بِسْمِ ٱللَّهِ ٱلرَّحْمَـٰنِ ٱلرَّحِيمِ

Carte Kitāb N°40

حَقِيقَةُ النَّسْخِ وَجَوَازُهُ

Rafʿ ou bayān d'achèvement · La définition choisie · Réponse à Abū Muslim al-Iṣfahānī · Naskh avant l'acte, vers plus lourd, sans substitut

Avec le naskh s'ouvre le dernier grand chapitre du Kitāb al-Kitāb. Première question, la plus métaphysique : qu'est l'abrogation ? Une levée (rafʿ) du ḥukm antérieur — position d'al-Qāḍī, d'al-Ghazālī et de la plupart des vérificateurs — ou un simple bayān de son terme : le ḥukm s'achevait de lui-même, le nāsikh ne fait que le manifester (l'Ustādh Abū Isḥāq, Imām al-Ḥaramayn) ? Subkī tranche pour le rafʿ et en tire sa définition : « la levée du ḥukm sharʿī par un khiṭāb » — chaque mot excluant un faux cas. Suivent les questions de possibilité : pas de naskh par la raison ni par l'ijmāʿ ; le naskh est advenu selon tous les musulmans — contre les juifs qui crient au badāʾ, et avec le cas singulier d'Abū Muslim al-Iṣfahānī, dont la divergence pourrait n'être que de mots ; le naskh d'une obligation avant qu'on ait pu agir est admis par le jumhūr ; et l'on peut abroger vers plus lourd (ʿĀshūrāʾ → Ramaḍān) comme sans substitut — quoique cela, de fait, ne soit jamais arrivé, comme l'a dit al-Shāfiʿī.

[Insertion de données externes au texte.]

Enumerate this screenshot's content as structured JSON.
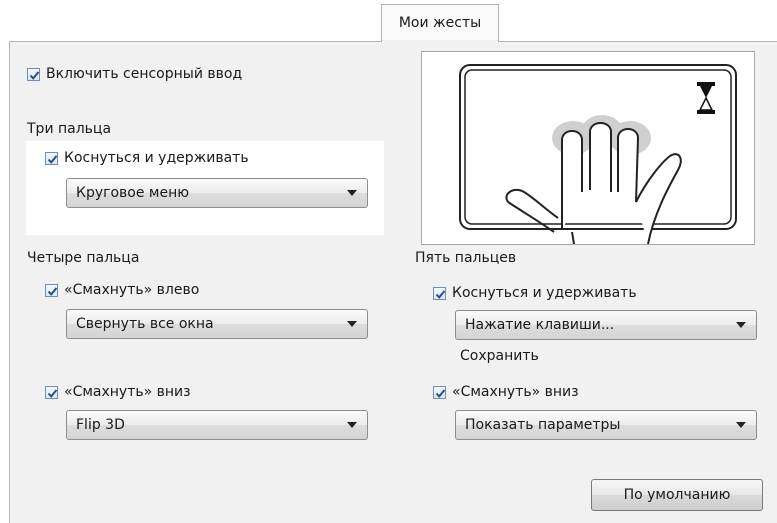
{
  "tab": {
    "label": "Мои жесты"
  },
  "enable_touch": {
    "label": "Включить сенсорный ввод",
    "checked": true
  },
  "three_fingers": {
    "heading": "Три пальца",
    "touch_hold": {
      "label": "Коснуться и удерживать",
      "checked": true
    },
    "action": {
      "value": "Круговое меню"
    }
  },
  "four_fingers": {
    "heading": "Четыре пальца",
    "swipe_left": {
      "label": "«Смахнуть» влево",
      "checked": true
    },
    "swipe_left_action": {
      "value": "Свернуть все окна"
    },
    "swipe_down": {
      "label": "«Смахнуть» вниз",
      "checked": true
    },
    "swipe_down_action": {
      "value": "Flip 3D"
    }
  },
  "five_fingers": {
    "heading": "Пять пальцев",
    "touch_hold": {
      "label": "Коснуться и удерживать",
      "checked": true
    },
    "touch_hold_action": {
      "value": "Нажатие клавиши..."
    },
    "save_link": "Сохранить",
    "swipe_down": {
      "label": "«Смахнуть» вниз",
      "checked": true
    },
    "swipe_down_action": {
      "value": "Показать параметры"
    }
  },
  "defaults_button": {
    "label": "По умолчанию"
  },
  "icons": {
    "checkbox": "checkmark-icon",
    "dropdown": "chevron-down-icon",
    "preview": "hand-gesture-illustration",
    "wait": "hourglass-icon"
  },
  "colors": {
    "panel": "#f1f1f1",
    "checkbox_border": "#6f8fb8",
    "checkmark": "#2a4f7a"
  }
}
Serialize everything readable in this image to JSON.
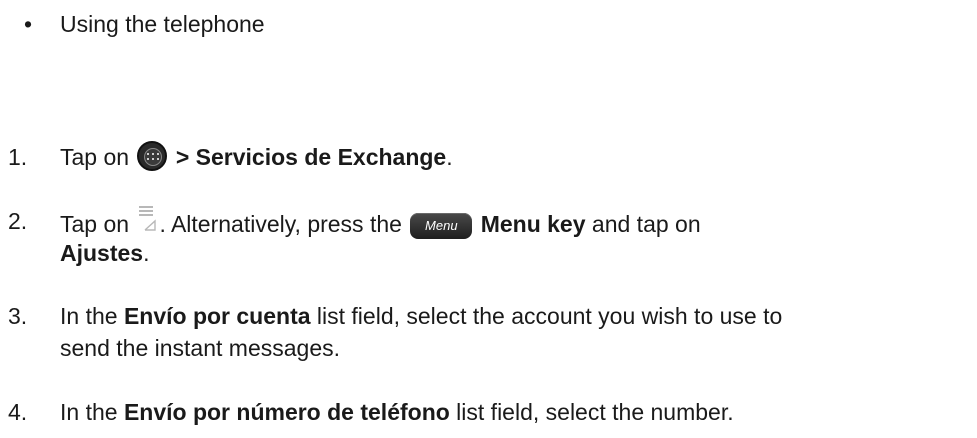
{
  "bullet": {
    "symbol": "•",
    "text": "Using the telephone"
  },
  "steps": [
    {
      "number": "1.",
      "prefix": "Tap on ",
      "icon": "apps-grid-icon",
      "bold": " > Servicios de Exchange",
      "suffix": "."
    },
    {
      "number": "2.",
      "prefix": "Tap on ",
      "icon": "settings-menu-icon",
      "middle": ". Alternatively, press the ",
      "key_label": "Menu",
      "bold1": " Menu key",
      "middle2": " and tap on",
      "line2_bold": "Ajustes",
      "line2_suffix": "."
    },
    {
      "number": "3.",
      "prefix": "In the ",
      "bold": "Envío por cuenta",
      "suffix": " list field, select the account you wish to use to",
      "line2": "send the instant messages."
    },
    {
      "number": "4.",
      "prefix": "In the ",
      "bold": "Envío por número de teléfono",
      "suffix": " list field, select the number."
    }
  ]
}
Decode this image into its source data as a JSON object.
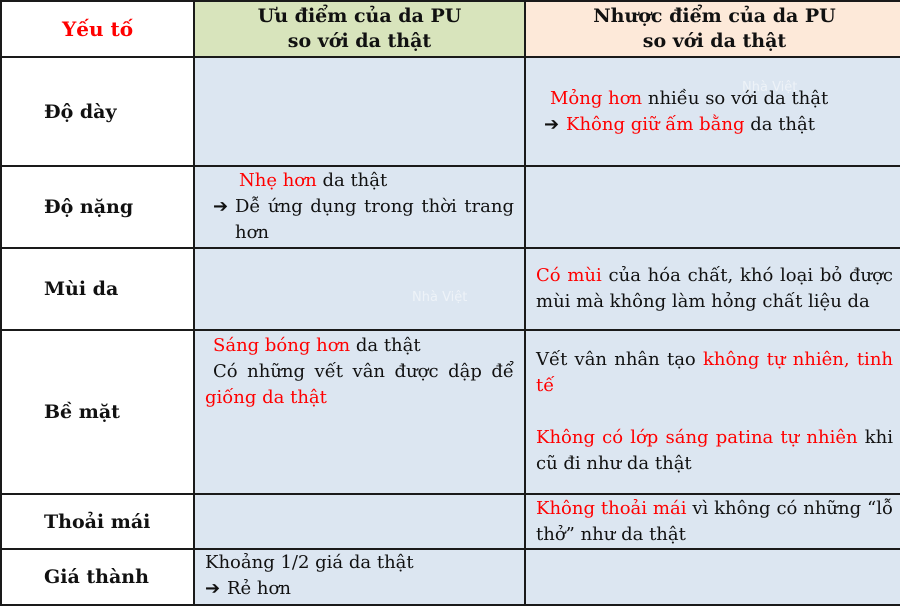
{
  "header": {
    "factor": "Yếu tố",
    "pros_line1": "Ưu điểm của da PU",
    "pros_line2": "so với da thật",
    "cons_line1": "Nhược điểm của da PU",
    "cons_line2": "so với da thật"
  },
  "colors": {
    "header_pros_bg": "#d8e4bc",
    "header_cons_bg": "#fde9d9",
    "cell_bg": "#dce6f1",
    "highlight": "#ff0000"
  },
  "icons": {
    "arrow": "➔"
  },
  "rows": [
    {
      "factor": "Độ dày",
      "pros": {},
      "cons": {
        "l1_red": "Mỏng hơn",
        "l1_rest": " nhiều so với da thật",
        "l2_red": "Không giữ ấm bằng",
        "l2_rest": " da thật"
      }
    },
    {
      "factor": "Độ nặng",
      "pros": {
        "l1_red": "Nhẹ hơn",
        "l1_rest": " da thật",
        "l2_text": "Dễ ứng dụng trong thời trang hơn"
      },
      "cons": {}
    },
    {
      "factor": "Mùi da",
      "pros": {},
      "cons": {
        "l1_red": "Có mùi",
        "l1_rest": " của hóa chất, khó loại bỏ được mùi mà không làm hỏng chất liệu da"
      }
    },
    {
      "factor": "Bề mặt",
      "pros": {
        "l1_red": "Sáng bóng hơn",
        "l1_rest": " da thật",
        "l2_text": "Có những vết vân được dập để ",
        "l2_red": "giống da thật"
      },
      "cons": {
        "l1_text": "Vết vân nhân tạo ",
        "l1_red": "không tự nhiên, tinh tế",
        "l2_red": "Không có lớp sáng patina tự nhiên",
        "l2_rest": " khi cũ đi như da thật"
      }
    },
    {
      "factor": "Thoải mái",
      "pros": {},
      "cons": {
        "l1_red": "Không thoải mái",
        "l1_rest": " vì không có những “lỗ thở” như da thật"
      }
    },
    {
      "factor": "Giá thành",
      "pros": {
        "l1_text": "Khoảng 1/2 giá da thật",
        "l2_text": "Rẻ hơn"
      },
      "cons": {}
    }
  ],
  "watermark": "Nhà Việt"
}
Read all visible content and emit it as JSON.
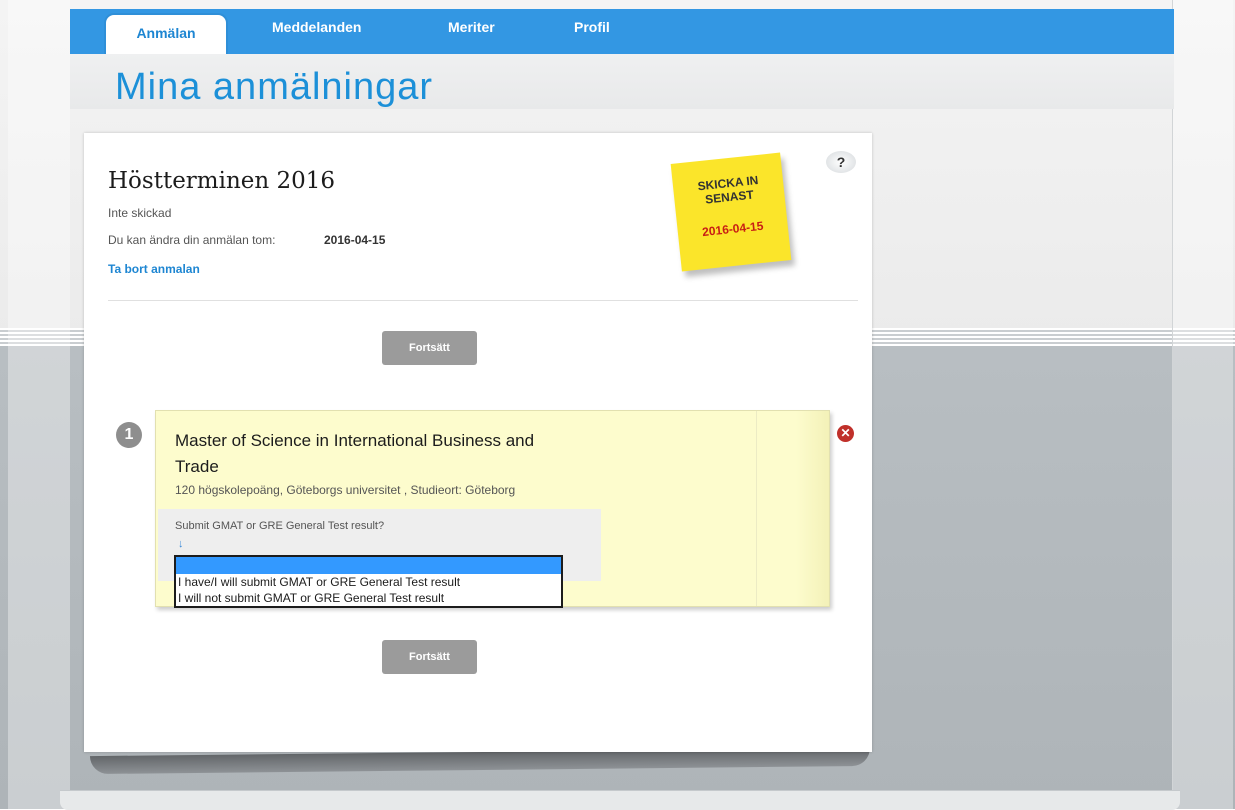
{
  "nav": {
    "tabs": [
      {
        "label": "Anmälan"
      },
      {
        "label": "Meddelanden"
      },
      {
        "label": "Meriter"
      },
      {
        "label": "Profil"
      }
    ]
  },
  "page": {
    "title": "Mina anmälningar"
  },
  "application": {
    "term": "Höstterminen 2016",
    "status": "Inte skickad",
    "deadline_text": "Du kan ändra din anmälan tom:",
    "deadline_date": "2016-04-15",
    "remove_link": "Ta bort anmalan",
    "help_label": "?"
  },
  "sticky": {
    "line1": "SKICKA IN",
    "line2": "SENAST",
    "date": "2016-04-15"
  },
  "buttons": {
    "continue_top": "Fortsätt",
    "continue_bottom": "Fortsätt"
  },
  "course": {
    "rank": "1",
    "title": "Master of Science in International Business and Trade",
    "meta": "120 högskolepoäng, Göteborgs universitet , Studieort: Göteborg",
    "question": "Submit GMAT or GRE General Test result?",
    "dropdown_options": [
      "I have/I will submit GMAT or GRE General Test result",
      "I will not submit GMAT or GRE General Test result"
    ]
  },
  "colors": {
    "brand_blue": "#3397e3",
    "sticky_yellow": "#fbe52a",
    "course_bg": "#fdfccd"
  }
}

النَّسْخُ : اخْتُلِفَ فِي أَنَّهُ رَفْعٌ أَوْ بَيَانٌ، وَالْمُخْتَارُ رَفْعُ الْحُكْمِ الشَّرْعِيِّ بِخِطَابٍ ؛ فَلَا نَسْخَ بِالْعَقْلِ، وَلَا بِالْإِجْمَاعِ. وَيَجُوزُ نَسْخُ الْفِعْلِ قَبْلَ التَّمَكُّنِ، وَالنَّسْخُ بِبَدَلٍ أَثْقَلَ، وَبِلَا بَدَلٍ لَكِنْ لَمْ يَقَعْ وِفَاقًا لِلشَّافِعِيِّ. مَسْأَلَةٌ : النَّسْخُ وَاقِعٌ عِنْدَ كُلِّ الْمُسْلِمِينَ، وَسَمَّاهُ أَبُو مُسْلِمٍ تَخْصِيصًا، فَقِيلَ : خَالَفَ، فَالْخُلْفُ لَفْظِيٌّ.

« Le naskh : on a divergé sur sa nature — levée ou éclaircissement ? Le choix retenu : la levée du statut légal par un discours [révélé]. Dès lors, point de naskh par la raison, ni par l'ijmāʿ. Sont permis : le naskh de l'acte avant la capacité [de l'accomplir], le naskh vers un substitut plus lourd, et le naskh sans substitut — lequel toutefois n'est pas advenu, conformément à al-Shāfiʿī. Masʾala : le naskh est advenu, selon tous les musulmans ; Abū Muslim l'a appelé takhṣīṣ — on a dit qu'il divergeait : la divergence est de mots. »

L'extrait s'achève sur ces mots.